DO FNV zgłaszają się Polacy, którzy chcieli iść do szpitala, bo źle się poczuli i odmówiono im leczenia, bo agencja, która ich zatrudniła nie zapewniła im ubezpieczenia albo nie wręczyła książeczki ubezpieczeniowej. Podobnie wygląda transport. Polacy z reguły dowożeni są do pracy busami, dosłownie "jeden na drugim". Nie ma mowy o zachowaniu w takim busie odpowiedniego dystansu fizycznego.

Praca w dużych grupach, bez rękawiczek i środków dezynfekujących

Na stanowiskach pracy nie jest lepiej. Wczoraj rozmawiałam z pracownikami jednego z centrów dystrybucji żywności. Nie ma tam dostępnych żadnych środków higienicznych. Nie pracują w rękawiczkach. Nie jest zapewniona niezbędna odległość między pracownikami. Polacy pracują w bardzo dużych grupach po 100 osób i więcej. W dodatku dowożone są (w związku z obecnym brakiem rąk do pracy) nowe grupy z regionów, gdzie jest najwięcej zarażeń - opowiada działaczka związkowa. Ponieważ Holendrzy rzucili się do robienia zapasów, to w centrach dystrybucji jest ogrom pracy.

Przekraczane są jednak dowolne normy. Polacy pracują nieraz po 12 godzin. Pracują w naszych centrach dystrybucyjnych, to dzięki nim nasze supermarkety są pełne, a sklepy internetowe mają co dostarczać: imigranci zarobkowi - zauważa "Een Vandaag" czołowy holenderski program telewizyjny - nie są jednak dobrze chronieni przed zarażeniem kornawirusem".

Polacy się boją i jak tyko mogą to wyjeżdżają. Teraz to już jest jednak utrudnione z powodu konieczności odbycia w Polsce kwarantanny.
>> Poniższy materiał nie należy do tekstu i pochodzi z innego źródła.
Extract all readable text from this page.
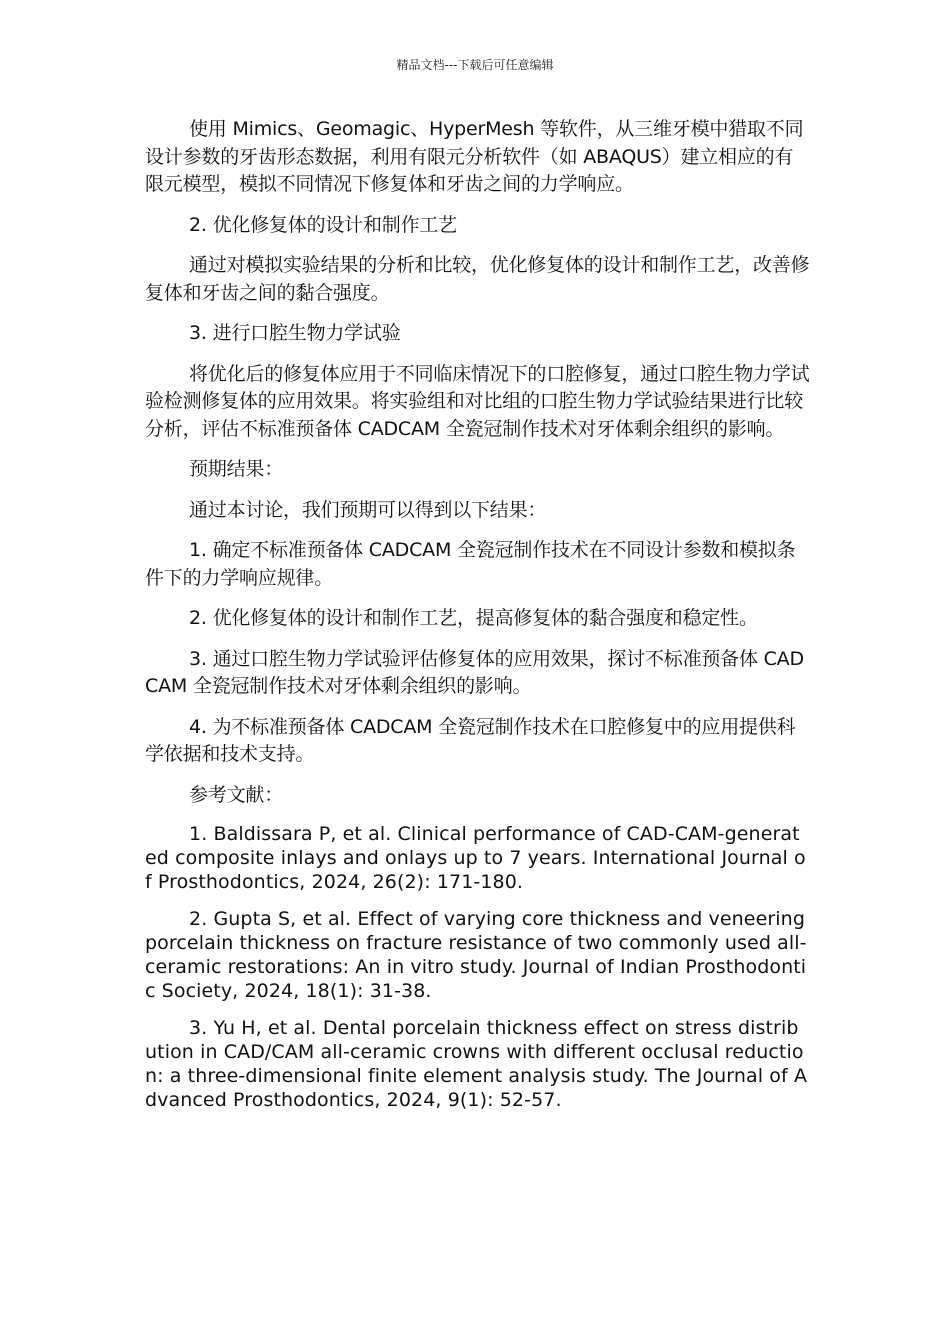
精品文档---下载后可任意编辑

使用 Mimics、Geomagic、HyperMesh 等软件，从三维牙模中猎取不同设计参数的牙齿形态数据，利用有限元分析软件（如 ABAQUS）建立相应的有限元模型，模拟不同情况下修复体和牙齿之间的力学响应。

2. 优化修复体的设计和制作工艺

通过对模拟实验结果的分析和比较，优化修复体的设计和制作工艺，改善修复体和牙齿之间的黏合强度。

3. 进行口腔生物力学试验

将优化后的修复体应用于不同临床情况下的口腔修复，通过口腔生物力学试验检测修复体的应用效果。将实验组和对比组的口腔生物力学试验结果进行比较分析，评估不标准预备体 CADCAM 全瓷冠制作技术对牙体剩余组织的影响。

预期结果：

通过本讨论，我们预期可以得到以下结果：

1. 确定不标准预备体 CADCAM 全瓷冠制作技术在不同设计参数和模拟条件下的力学响应规律。

2. 优化修复体的设计和制作工艺，提高修复体的黏合强度和稳定性。

3. 通过口腔生物力学试验评估修复体的应用效果，探讨不标准预备体 CADCAM 全瓷冠制作技术对牙体剩余组织的影响。

4. 为不标准预备体 CADCAM 全瓷冠制作技术在口腔修复中的应用提供科学依据和技术支持。

参考文献：

1. Baldissara P, et al. Clinical performance of CAD-CAM-generated composite inlays and onlays up to 7 years. International Journal of Prosthodontics, 2024, 26(2): 171-180.

2. Gupta S, et al. Effect of varying core thickness and veneering porcelain thickness on fracture resistance of two commonly used all-ceramic restorations: An in vitro study. Journal of Indian Prosthodontic Society, 2024, 18(1): 31-38.

3. Yu H, et al. Dental porcelain thickness effect on stress distribution in CAD/CAM all-ceramic crowns with different occlusal reduction: a three-dimensional finite element analysis study. The Journal of Advanced Prosthodontics, 2024, 9(1): 52-57.
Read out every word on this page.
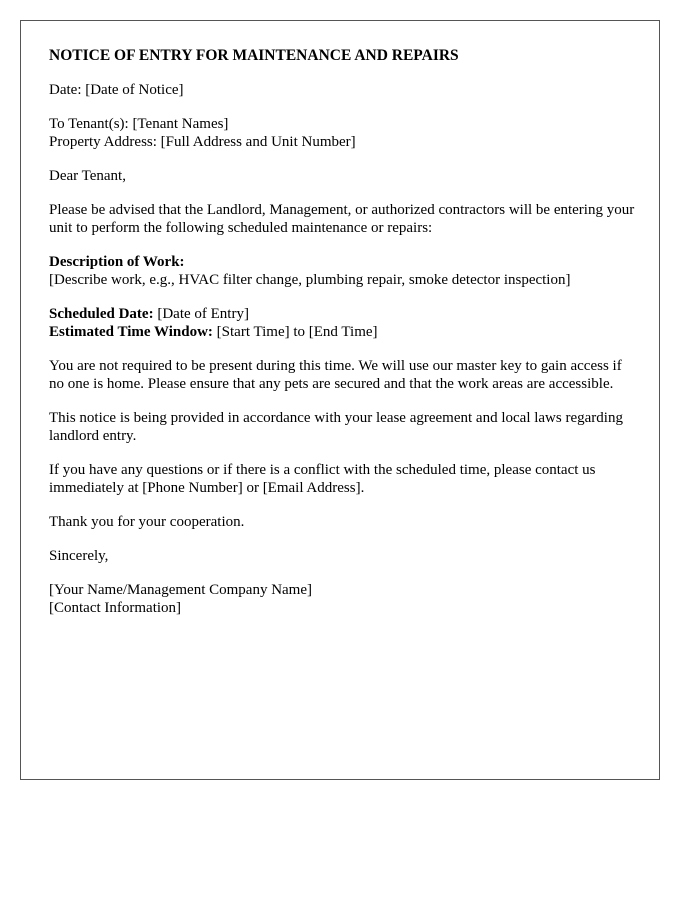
NOTICE OF ENTRY FOR MAINTENANCE AND REPAIRS

Date: [Date of Notice]

To Tenant(s): [Tenant Names]
Property Address: [Full Address and Unit Number]

Dear Tenant,

Please be advised that the Landlord, Management, or authorized contractors will be entering your unit to perform the following scheduled maintenance or repairs:

Description of Work:
[Describe work, e.g., HVAC filter change, plumbing repair, smoke detector inspection]

Scheduled Date: [Date of Entry]
Estimated Time Window: [Start Time] to [End Time]

You are not required to be present during this time. We will use our master key to gain access if no one is home. Please ensure that any pets are secured and that the work areas are accessible.

This notice is being provided in accordance with your lease agreement and local laws regarding landlord entry.

If you have any questions or if there is a conflict with the scheduled time, please contact us immediately at [Phone Number] or [Email Address].

Thank you for your cooperation.

Sincerely,

[Your Name/Management Company Name]
[Contact Information]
Oczywiście są firmy i nieliczne agencje, które zapewniają Polakom odpowiednie warunki. W centrum rozdziału paczek holenderskiej poczty w Waddinxveen Polacy już kilka tygodni temu wywalczyli sobie środki dezynfekujące i takie przeorganizowanie pracy, żeby zminimalizować możliwość zarażenia się koronawirusem.

Mamy dodatkowe pomieszczenia na przerwy, na posiłki, zachowany jest dystans 1,5 jeden od drugiego - mówi w rozmowie z RMF FM Janusz Ćwikła - "ale sami o to występowaliśmy". Jednak sytuacja opisana przez pana Janusza - to raczej tylko pozytywny wyjątek na tle tragicznej sytuacji polskich pracowników sezonowych w Holandii.